O projeto da Ferroeste já está no Plano Nacional de Logística e grupo chinês manifestou interesse em investir na obra. Além dessa conexão com o Mato Grosso do Sul, a ferrovia terá uma ligação até o Porto de Paranaguá.
Para lideranças do agro presentes no evento, esta ferrovia para trazer grãos para alimentação animal é a única forma de manter o setor de proteína ativo na Região Sul. Do contrário, vai migrar para o Centro-Oeste, causando uma retração relevante da atividade econômica da região.
O diretor executivo da Associação Catarinense de Avicultura (Acav), Jorge Luiz de Lima, chamou a atenção também para outros números do setor. Segundo ele, o agro movimenta anualmente mais de R$ 7 bilhões em SC, na produção e exportação de carnes de aves e suínos.

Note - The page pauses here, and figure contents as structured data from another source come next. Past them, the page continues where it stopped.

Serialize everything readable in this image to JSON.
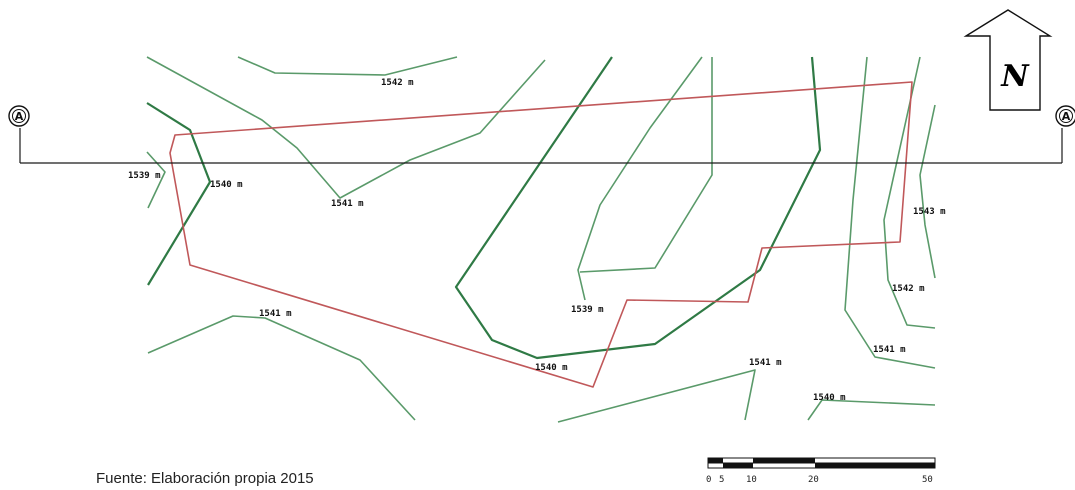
{
  "map": {
    "north_label": "N",
    "section_marker_left": "A",
    "section_marker_right": "A",
    "elevation_labels": [
      "1542 m",
      "1539 m",
      "1540 m",
      "1541 m",
      "1543 m",
      "1542 m",
      "1541 m",
      "1539 m",
      "1540 m",
      "1541 m",
      "1541 m",
      "1540 m"
    ],
    "scale_bar": {
      "ticks": [
        "0",
        "5",
        "10",
        "20",
        "50"
      ]
    },
    "source_note": "Fuente: Elaboración propia 2015",
    "colors": {
      "contour_light": "#5a9a6a",
      "contour_dark": "#2f7a45",
      "boundary": "#c0585a",
      "section_line": "#1a1a1a"
    }
  }
}
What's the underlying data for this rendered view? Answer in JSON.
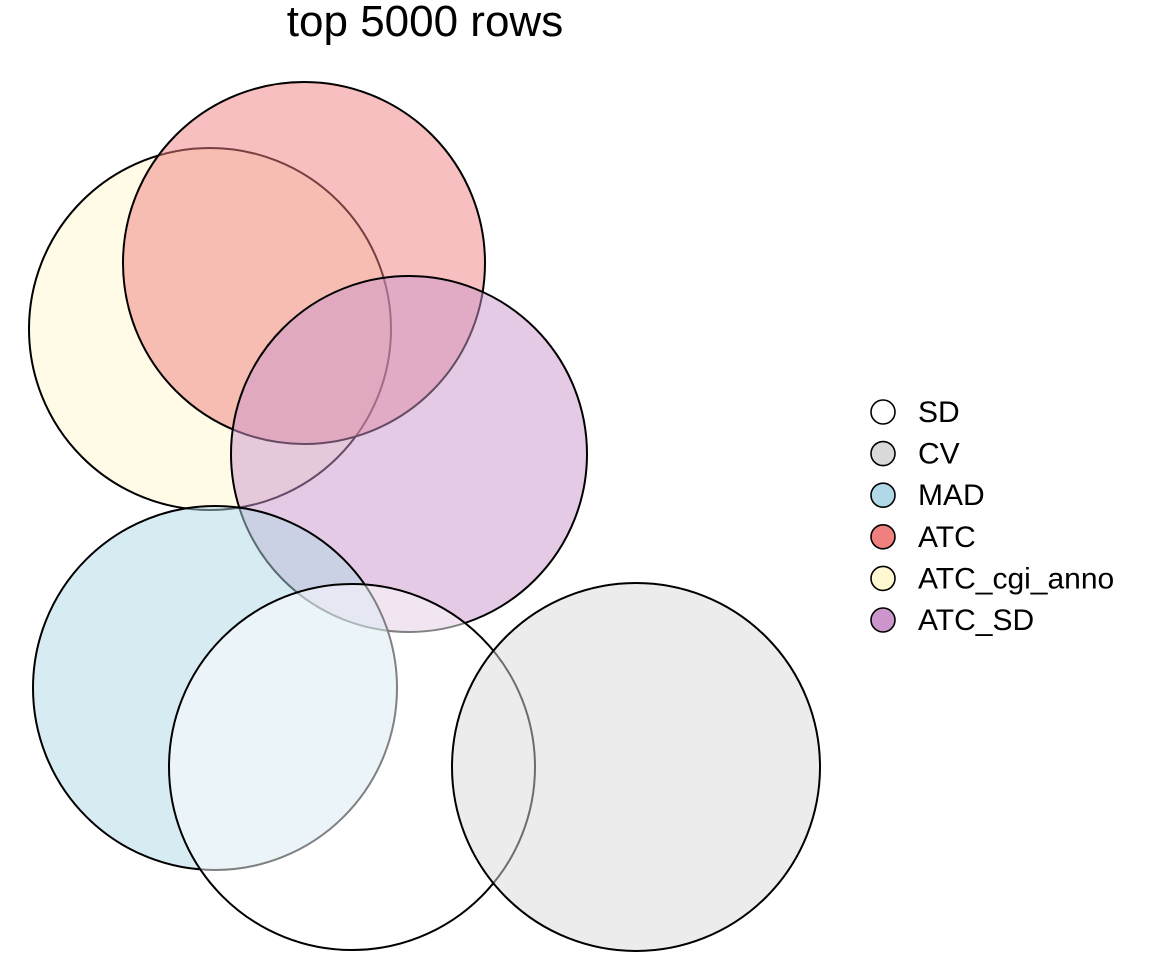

Além disso, gera mais de 60 mil empregos diretos e mais de 480 mil indiretos. O setor abate no Estado 4 milhões de aves e mais de 34 mil suínos diariamente.
O agronegócio, que envolve também a cadeia industrial florestal, responde por 70% do volume de exportações e por 31% do PIB de SC.
Entre os palestrantes no simpósio esteve também o diretor de Commoditeis e Logística da Seara Alimentos, Arene Trevisan. Segundo ele, a produção de grãos no Brasil se deslocou para o Centro-Oeste nos últimos 20 anos e isso coloca em risco, agora, o setor de transformação de alimentos na Região Sul do Brasil. As ferrovias, segundo ele, são a solução para evitar a retração do setor na região.
O coordenador do Plano Estadual Ferroviário do governo do Paraná, Luiz Henrique Fagundes, apresentou o projeto da Ferroeste no evento. Segundo ele, essa conexão ferroviária vai reduzir em cerca de 30% o custo Brasil e trazer mais eficiência para toda a cadeia produtiva.
Dos 1.567 quilômetros de trilhos, um ramal vai até Chapecó. O objetivo será levar de 5 milhões a 7 milhões de toneladas de grãos, que é o consumo anual de alimentos da avicultura e suinocultura da região Oeste de SC.
O secretário Beto Martins informou que está em execução o projeto de uma ligação ferroviária entre Navegantes e Correia Pinto. Daí, completa a extensão até Chapecó, atendendo pleito de décadas que é ligar o Leste ao Oeste do Estado por ferrovia. Outros projetos ferroviários também estão sendo feitos no Estado.
Como o setor público não tem recursos para investimentos, a solução é o capital privado, mesmo que seja estrangeiro. Pela pujança da economia de SC, a expectativa é de que seja viável, economicamente, uma ferrovia passando pelo centro do Estado.
Mas a pressa maior de SC é para trazer grãos do Centro-Oeste ao Oeste. Isso o governo federal pode acelerar, dando à gestão do presidente Luíz Inácio Lula da Silva a oportunidade histórica de iniciar a construção de ferrovias.